STBXH walked out on us (3DCs) and left us in a huge mess because of it. He thought that he could do better and "have a better life if I go back to Uganda". He wasn't a permanent resident of the UK.

He's realised now that he has made a huge mistake and is finding it hard to get back into the country. It's been a stressful 5 months for us with little contact from him up until now.

He wants me to help him return by using his right to family life here in the UK. I don't want to help him but I've had people in my ear telling me that it's not fair on the children if I refuse. I think its ridiculous as he wasn't thinking about the children when he decided to piss off! He also repeatedly told me "I'll suffer the consequences but I'm not staying" when I was begging him to stay, and I really begged.

Am I being unreasonable for telling him to piss off and that he shouldn't involve me?

OP posts:
MistressDeeCee · 06/12/2014 21:50

He is a callous user. He had no qualms about dumping you and the DCs, turning his back on you all just like that for a new life. He will use you to get back into the UK, and if he does will probably be a thorough nuisance to you..& when he gets his permanent stay I bet he'll piss off again..but just to another corner of England he won't make the mistake of living "back home" again.

Your DCs have you to look up to - a mother who raised and did not abandon them. Those who say you "should" help him - they can help him sort out his hard life if they're so bothered

ncforthisx · 06/12/2014 22:23

Thank you for all of your responses. I've explained my reasons for refusing to help and he said that he's going to try to get back in by doing his Masters..! Guess he didn't find it easy to get the easy life he was looking for in Uganda..

OP posts:
Inselaffe · 06/12/2014 23:21

He'll find it difficult to get back in for the Masters - I have a few non-EU international friends who have struggled to get in/stay in the UK unless they provide all kinds of proof for studying.

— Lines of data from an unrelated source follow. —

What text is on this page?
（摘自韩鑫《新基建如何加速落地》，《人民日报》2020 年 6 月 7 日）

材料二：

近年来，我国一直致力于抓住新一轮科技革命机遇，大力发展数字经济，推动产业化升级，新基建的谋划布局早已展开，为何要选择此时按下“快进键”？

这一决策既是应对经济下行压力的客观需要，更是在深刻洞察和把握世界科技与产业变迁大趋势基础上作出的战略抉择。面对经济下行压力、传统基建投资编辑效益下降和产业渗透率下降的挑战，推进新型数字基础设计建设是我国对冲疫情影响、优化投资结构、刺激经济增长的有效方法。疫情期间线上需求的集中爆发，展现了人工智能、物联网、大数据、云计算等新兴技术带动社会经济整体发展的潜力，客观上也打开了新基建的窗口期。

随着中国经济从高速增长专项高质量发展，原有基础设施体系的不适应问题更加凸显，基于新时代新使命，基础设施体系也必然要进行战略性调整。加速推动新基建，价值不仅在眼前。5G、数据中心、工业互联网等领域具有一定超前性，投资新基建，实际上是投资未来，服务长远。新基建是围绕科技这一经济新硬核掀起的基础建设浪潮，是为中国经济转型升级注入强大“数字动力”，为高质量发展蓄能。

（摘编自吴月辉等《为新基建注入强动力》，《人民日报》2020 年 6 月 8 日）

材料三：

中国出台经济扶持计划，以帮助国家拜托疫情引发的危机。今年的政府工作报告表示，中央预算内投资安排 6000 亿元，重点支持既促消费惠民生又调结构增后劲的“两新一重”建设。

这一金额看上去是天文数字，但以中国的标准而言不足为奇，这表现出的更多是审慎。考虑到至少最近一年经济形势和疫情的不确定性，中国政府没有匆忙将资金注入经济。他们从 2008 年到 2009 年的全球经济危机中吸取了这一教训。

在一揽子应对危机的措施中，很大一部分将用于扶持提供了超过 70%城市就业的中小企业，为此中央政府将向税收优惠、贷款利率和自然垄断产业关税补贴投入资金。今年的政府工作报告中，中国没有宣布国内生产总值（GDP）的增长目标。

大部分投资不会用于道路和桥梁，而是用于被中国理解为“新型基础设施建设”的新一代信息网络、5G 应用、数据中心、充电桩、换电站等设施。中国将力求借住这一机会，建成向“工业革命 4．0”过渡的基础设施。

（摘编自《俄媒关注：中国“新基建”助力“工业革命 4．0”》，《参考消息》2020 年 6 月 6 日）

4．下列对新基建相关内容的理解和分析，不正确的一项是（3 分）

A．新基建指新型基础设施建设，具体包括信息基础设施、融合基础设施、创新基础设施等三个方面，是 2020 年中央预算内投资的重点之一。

HansieLove · 06/12/2014 23:58

As you sow, so shall you reap.

mimishimmi · 07/12/2014 00:15

If you are still married, what kind of official help would he need from you anyway? I'd refuse to help him and I would also certainly contact the immigration department to let them know that he abandoned your family (just in case he tries to pass some letter off as yours).

pressone · 07/12/2014 00:24

He is pressuring you to allow him to ESTABLISH a family life so he can use Family Life:

Article 8 (inter alia) provides the right to respect for one’s established family life. This includes close family ties, although there is no pre-determined model of a family or family life. It includes any stable relationship, be it married, engaged, or de facto; between parents and children; siblings; grandparents and grandchildren etc. This right is often engaged, for example, when measures are taken by the State to separate family members (by removing children into care, or deporting one member of a family group).that to establish a legal right to be in the UK.

Not only should you not feel morally obliged to help or feel sympathy, neither should you allow him to falsely claim that he has an established family life here when he chose to bugger off and leave that family when it suited him. He has given up his established family life, don't allow him to abuse you, your children and the law by pretending he has an established family life.